Hear from a climate emergency reporter
Welcome back to The Planet You Save, a weekly newsletter on local and state climate action. I'm Taylor Kate Brown, and I'm watching New York's legislature rushing to the finish line with climate legislation up in the air.
One of the elements of this newsletter that's really important to me is showing what a different kind of climate reporting — especially focused on local responses to cut emissions — can look like. I've done this with my own interviews with local climate reporters but this week, as I'm taking a brief break, I'm happy to report you can hear two of them talk about it directly.
Covering Climate Now, a consortium of newsrooms focused on expanding climate coverage is hosting a Twitter space today at 3pm PT/6pm ET with LAist's Erin Stone and BridgeMichigan's Kelly House. Both are from non-profit newsrooms (LAist is associated with NPR member station KPCC in southern California) and both focus exclusively on their respective region.
Notably, Stone's job is not "environmental reporter" but "climate emergency reporter". I'm especially interested in hearing more about how this job title changes how she chooses stories.
If you can't make it then, these events are generally recorded at the same link. I'll also be pulling out some key thoughts from the talk in next week's newsletter.
You can also read some of Stone's and House's coverage from two very different parts of the country:
Can Michigan become a climate haven? Duluth is already planning.
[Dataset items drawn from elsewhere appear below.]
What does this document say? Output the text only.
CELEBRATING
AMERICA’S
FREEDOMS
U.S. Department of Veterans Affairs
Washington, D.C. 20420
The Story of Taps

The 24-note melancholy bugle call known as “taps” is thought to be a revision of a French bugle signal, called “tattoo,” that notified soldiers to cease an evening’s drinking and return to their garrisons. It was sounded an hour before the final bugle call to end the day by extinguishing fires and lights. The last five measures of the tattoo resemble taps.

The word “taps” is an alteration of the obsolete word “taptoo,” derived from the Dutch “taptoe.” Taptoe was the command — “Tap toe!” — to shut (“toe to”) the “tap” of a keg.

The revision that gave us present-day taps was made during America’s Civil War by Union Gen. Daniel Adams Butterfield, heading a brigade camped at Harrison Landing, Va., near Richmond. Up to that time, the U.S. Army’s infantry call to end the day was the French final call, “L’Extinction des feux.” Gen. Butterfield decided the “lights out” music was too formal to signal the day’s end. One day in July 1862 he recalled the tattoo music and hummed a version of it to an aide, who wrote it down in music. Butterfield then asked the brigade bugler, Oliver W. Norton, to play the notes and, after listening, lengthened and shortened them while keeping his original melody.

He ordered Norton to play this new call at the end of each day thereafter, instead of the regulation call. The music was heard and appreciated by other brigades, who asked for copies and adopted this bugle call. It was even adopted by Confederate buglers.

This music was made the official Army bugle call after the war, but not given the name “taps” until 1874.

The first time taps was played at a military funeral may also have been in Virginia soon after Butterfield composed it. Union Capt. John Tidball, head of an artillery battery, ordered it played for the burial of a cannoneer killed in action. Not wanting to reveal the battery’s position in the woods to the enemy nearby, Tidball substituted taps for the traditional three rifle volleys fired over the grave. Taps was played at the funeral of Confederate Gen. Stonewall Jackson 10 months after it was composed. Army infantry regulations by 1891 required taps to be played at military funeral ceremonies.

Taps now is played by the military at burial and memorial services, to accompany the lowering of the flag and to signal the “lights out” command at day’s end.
Michigan climate plan calls for EV incentives, faster renewable transition
L.A Mayor Eric Garcetti unveiled an $11.8 billion-dollar budget proposal for the city. Just 0.5% of it — about $60 million — would go to climate-specific initiatives.
Regenerative Farm In SoCal Aims To Capture The Greenhouse Gases It Creates
Where I'll be:
If you happen to be in Napa Valley next week and if you happen to be interested in how wineries can take action on cutting their own emissions and be more energy efficient, I'll be moderating a panel on energy savings and efficiency on June 9, as part of the Napa THRIVES event series.
More local climate stories
"Some Jetsons' bus": Electric school bus bill sparks debate during N.J. Assembly session.
Los Angeles joins New York City in banning gas appliances in new homes, but the timeline is unclear
Montana's little-known, super-important to climate board is up for election, but criticized as a "retirement home for politicians"
A Superfund for climate: New York bill targets fossil fuel companies for climate damages.
Nearly a third of Hawaii’s single-family houses have rooftop solar panels — more than twice the percentage in California. The state has increased the use of renewable energy in large part by getting electric utilities to accept rooftop solar rather than fight it -- and subsidizing home batteries that can return power to the grid when it's most need.
New Mexico’s oil and gas industry spent thousands of dollars this year to block regulations intended to reduce greenhouse gas emissions from extraction operations across the state.